The plan was designed to offer a sleek and refined way for freight to travel across the roads, seas, skies, canals and railways of the UK. As a prospective plan, it’s got a lot of merits, so let’s take a look. 

 

Built to Innovate
The plan is clearly built with innovation in mind which is no bad thing, as it explains, rather elegantly, how a national freight network can be developed to remove the last barriers affecting the sector. The end goal was always to deliver a smooth, seamless flow of goods into the country. 

This results in a call for evidence which will help to understand how the sector can, where possible, benefit from an easier approach regarding planning applications. The result is fewer obstacles that stand in the way of creating bigger warehouses for the sake of meeting customer demand.

 

Decarbonising the Sector
Naturally, the main goal of the government at the moment is to decarbonise the sector as much as possible. To accomplish this, the government is working directly with the industry to set up a freight energy forum. The goal of this forum will be to help create a clear path towards net zero emissions. Obviously, the forum will intend to assess and meet the needs of the freight sector regarding future energy and fuel consumption.
 
There is also government action intended to deal with the real shortage of HGV drivers. There is a scheme in place that intends to make 11,000 new drivers possible via a series of boot camps.
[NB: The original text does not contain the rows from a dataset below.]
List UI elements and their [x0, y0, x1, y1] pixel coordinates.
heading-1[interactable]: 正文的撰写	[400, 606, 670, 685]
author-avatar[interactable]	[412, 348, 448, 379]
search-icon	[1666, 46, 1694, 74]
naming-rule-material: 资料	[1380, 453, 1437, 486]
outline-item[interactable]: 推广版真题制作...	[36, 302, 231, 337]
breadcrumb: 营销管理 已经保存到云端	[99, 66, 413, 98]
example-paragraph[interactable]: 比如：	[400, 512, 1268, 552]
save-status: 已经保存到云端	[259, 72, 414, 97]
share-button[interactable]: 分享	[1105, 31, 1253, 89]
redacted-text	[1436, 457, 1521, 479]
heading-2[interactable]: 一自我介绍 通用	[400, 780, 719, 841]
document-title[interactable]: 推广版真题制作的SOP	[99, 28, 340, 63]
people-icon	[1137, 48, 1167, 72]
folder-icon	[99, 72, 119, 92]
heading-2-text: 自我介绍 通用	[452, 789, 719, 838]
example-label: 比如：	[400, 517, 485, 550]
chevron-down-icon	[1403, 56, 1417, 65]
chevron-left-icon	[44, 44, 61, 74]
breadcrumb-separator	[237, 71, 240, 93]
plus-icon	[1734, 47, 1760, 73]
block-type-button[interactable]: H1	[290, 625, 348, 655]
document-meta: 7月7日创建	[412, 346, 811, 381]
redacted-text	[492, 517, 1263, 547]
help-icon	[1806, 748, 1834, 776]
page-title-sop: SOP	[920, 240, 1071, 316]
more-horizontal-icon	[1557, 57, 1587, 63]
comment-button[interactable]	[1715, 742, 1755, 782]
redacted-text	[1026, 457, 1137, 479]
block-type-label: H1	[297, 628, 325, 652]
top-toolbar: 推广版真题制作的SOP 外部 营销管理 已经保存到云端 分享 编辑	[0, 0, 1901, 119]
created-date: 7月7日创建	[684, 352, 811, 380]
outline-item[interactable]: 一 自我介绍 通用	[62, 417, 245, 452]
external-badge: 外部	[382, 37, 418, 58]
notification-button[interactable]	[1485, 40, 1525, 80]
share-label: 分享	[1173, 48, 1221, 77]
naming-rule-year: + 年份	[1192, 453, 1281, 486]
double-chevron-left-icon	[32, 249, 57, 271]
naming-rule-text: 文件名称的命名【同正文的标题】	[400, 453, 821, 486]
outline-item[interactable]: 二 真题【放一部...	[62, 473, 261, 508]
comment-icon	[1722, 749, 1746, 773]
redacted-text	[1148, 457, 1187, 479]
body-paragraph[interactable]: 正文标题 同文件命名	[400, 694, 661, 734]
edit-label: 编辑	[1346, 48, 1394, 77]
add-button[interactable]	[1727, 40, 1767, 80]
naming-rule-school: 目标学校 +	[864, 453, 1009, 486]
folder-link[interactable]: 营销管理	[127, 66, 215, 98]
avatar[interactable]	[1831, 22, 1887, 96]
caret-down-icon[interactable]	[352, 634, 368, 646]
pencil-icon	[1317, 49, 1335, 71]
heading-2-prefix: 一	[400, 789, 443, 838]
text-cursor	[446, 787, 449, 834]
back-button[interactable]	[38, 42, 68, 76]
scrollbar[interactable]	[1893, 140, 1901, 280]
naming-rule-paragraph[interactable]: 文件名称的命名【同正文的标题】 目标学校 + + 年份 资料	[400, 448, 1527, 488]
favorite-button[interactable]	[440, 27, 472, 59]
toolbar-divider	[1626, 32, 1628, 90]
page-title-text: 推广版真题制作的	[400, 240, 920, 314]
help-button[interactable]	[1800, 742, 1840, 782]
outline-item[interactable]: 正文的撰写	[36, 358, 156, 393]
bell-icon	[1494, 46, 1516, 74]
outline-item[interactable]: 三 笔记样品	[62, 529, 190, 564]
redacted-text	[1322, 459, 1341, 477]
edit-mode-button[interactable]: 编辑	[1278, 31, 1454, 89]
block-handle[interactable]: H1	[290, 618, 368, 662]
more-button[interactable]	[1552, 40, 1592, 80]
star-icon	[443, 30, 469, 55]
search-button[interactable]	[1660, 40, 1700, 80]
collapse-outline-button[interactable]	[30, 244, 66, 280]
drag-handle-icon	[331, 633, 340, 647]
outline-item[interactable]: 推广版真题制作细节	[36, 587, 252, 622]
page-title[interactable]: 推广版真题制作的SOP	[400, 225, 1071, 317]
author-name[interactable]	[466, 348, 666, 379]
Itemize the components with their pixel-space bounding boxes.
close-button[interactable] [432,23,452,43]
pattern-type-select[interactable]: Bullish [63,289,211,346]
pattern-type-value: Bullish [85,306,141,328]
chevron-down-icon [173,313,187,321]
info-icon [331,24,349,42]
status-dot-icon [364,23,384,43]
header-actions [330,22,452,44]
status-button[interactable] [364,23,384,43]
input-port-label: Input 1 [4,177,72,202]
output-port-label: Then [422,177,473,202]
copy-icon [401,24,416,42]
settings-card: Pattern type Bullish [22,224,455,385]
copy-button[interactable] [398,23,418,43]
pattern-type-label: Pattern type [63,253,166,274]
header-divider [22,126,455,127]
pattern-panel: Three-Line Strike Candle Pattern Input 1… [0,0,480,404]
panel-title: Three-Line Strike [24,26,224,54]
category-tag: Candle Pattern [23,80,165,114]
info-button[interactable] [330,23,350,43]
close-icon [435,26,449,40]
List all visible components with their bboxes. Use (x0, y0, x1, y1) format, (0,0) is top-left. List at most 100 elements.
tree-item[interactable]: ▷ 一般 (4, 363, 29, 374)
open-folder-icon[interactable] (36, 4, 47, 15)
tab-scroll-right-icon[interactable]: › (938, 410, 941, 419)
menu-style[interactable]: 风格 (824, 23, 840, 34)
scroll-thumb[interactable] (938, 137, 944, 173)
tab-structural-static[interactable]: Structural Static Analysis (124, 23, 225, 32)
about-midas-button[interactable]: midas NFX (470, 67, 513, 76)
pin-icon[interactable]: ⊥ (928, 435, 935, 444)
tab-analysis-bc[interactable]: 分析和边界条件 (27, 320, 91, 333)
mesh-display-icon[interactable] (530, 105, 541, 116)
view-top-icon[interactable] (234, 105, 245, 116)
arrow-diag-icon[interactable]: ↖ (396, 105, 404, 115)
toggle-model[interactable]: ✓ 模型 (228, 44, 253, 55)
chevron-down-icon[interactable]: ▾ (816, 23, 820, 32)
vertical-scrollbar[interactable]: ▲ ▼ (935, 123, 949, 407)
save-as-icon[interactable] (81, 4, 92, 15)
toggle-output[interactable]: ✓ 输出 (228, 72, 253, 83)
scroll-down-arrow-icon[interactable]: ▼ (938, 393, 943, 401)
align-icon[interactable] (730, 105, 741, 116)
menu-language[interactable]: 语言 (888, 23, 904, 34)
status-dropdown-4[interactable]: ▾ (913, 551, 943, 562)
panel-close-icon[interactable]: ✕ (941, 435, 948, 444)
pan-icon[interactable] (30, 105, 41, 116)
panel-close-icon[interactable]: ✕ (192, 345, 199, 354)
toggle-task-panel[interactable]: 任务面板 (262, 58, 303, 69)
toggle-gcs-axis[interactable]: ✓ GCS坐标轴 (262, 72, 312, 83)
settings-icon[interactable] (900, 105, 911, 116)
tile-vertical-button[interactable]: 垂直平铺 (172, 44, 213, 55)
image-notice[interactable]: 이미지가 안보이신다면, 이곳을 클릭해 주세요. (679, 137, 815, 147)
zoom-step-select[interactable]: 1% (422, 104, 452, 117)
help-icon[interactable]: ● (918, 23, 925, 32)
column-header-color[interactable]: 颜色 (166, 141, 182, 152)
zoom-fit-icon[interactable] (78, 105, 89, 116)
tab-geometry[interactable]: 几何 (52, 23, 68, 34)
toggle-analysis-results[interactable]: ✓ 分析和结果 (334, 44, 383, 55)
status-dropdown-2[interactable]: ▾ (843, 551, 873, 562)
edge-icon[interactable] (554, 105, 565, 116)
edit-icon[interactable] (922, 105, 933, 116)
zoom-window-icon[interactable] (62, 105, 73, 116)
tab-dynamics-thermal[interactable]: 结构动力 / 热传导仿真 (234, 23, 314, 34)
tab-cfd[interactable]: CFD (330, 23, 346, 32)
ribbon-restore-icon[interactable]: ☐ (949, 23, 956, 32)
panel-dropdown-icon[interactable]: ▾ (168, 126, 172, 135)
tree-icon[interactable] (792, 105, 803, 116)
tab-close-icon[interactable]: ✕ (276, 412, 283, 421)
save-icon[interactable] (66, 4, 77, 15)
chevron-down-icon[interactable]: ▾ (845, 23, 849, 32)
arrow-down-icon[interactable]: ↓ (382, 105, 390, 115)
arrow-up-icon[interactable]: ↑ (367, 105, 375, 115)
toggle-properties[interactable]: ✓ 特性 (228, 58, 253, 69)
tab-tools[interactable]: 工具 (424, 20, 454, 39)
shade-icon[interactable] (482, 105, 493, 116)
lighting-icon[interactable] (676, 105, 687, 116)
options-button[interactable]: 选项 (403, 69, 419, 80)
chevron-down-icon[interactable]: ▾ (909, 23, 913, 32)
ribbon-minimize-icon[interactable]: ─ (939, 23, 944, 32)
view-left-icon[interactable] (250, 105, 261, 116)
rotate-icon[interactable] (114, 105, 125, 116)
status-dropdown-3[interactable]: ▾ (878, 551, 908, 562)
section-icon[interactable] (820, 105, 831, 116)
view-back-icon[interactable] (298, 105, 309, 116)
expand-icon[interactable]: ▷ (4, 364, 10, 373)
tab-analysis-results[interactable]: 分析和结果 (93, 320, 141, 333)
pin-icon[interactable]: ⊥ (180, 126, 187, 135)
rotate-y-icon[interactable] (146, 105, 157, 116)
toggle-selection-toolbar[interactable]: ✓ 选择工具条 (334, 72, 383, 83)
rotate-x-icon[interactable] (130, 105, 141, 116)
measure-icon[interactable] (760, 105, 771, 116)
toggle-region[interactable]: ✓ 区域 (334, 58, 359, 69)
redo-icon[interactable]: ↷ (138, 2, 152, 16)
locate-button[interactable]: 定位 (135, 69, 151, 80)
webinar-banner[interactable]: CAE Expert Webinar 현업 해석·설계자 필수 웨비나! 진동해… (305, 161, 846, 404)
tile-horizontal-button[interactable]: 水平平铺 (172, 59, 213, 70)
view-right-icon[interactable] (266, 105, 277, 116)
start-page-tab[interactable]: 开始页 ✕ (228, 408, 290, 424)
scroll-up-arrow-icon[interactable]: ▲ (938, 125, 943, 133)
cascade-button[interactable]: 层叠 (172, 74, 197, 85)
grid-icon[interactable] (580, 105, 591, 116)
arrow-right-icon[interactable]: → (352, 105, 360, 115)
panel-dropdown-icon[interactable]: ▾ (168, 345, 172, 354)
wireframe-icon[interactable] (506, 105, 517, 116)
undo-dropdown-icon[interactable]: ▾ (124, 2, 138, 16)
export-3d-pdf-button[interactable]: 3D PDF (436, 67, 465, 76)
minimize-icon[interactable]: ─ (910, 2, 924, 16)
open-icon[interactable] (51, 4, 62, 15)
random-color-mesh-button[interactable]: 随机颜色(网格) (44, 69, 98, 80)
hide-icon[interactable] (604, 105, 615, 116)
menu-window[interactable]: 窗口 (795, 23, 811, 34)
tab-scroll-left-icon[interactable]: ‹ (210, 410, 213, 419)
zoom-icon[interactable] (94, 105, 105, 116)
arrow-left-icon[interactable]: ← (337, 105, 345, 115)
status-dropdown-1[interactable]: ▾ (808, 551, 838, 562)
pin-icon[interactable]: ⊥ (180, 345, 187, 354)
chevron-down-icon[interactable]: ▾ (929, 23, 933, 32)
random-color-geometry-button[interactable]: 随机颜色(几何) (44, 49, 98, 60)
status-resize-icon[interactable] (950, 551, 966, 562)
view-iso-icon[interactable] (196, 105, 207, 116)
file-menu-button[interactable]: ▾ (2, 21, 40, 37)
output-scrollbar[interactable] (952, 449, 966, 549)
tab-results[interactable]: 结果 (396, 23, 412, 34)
This is run in conjunction with the increasing of HGV driving tests, and putting £52.5 million into the development of roadside facilities for lorry parking to incentivise more drivers.

New HGV drivers are not only taking their tests in record numbers, but also passing them. Between March and May 20 22, there were 29,384 HGV tests conducted. This was a 54% increase from the same period during 2019.

 

Final Thoughts 

The scheme has clearly been designed to try and tackle some of the big problems that the freight sector deals with on a regular basis. This new scheme has the potential to deliver a lot of new HGV drivers, and provide people with a broad selection of different options. We need a seamless freight solution that covers all methods of transportation, and hopefully this new plan will deliver on that. 

Obviously, it will take some time for the new plan to get implemented, but when it does, we can look forward to more HGV drivers, more facilities, and hopefully a greater infrastructure for the freight industry. It’s definitely a step in the right direction, and it will be interesting to see how it develops in the future.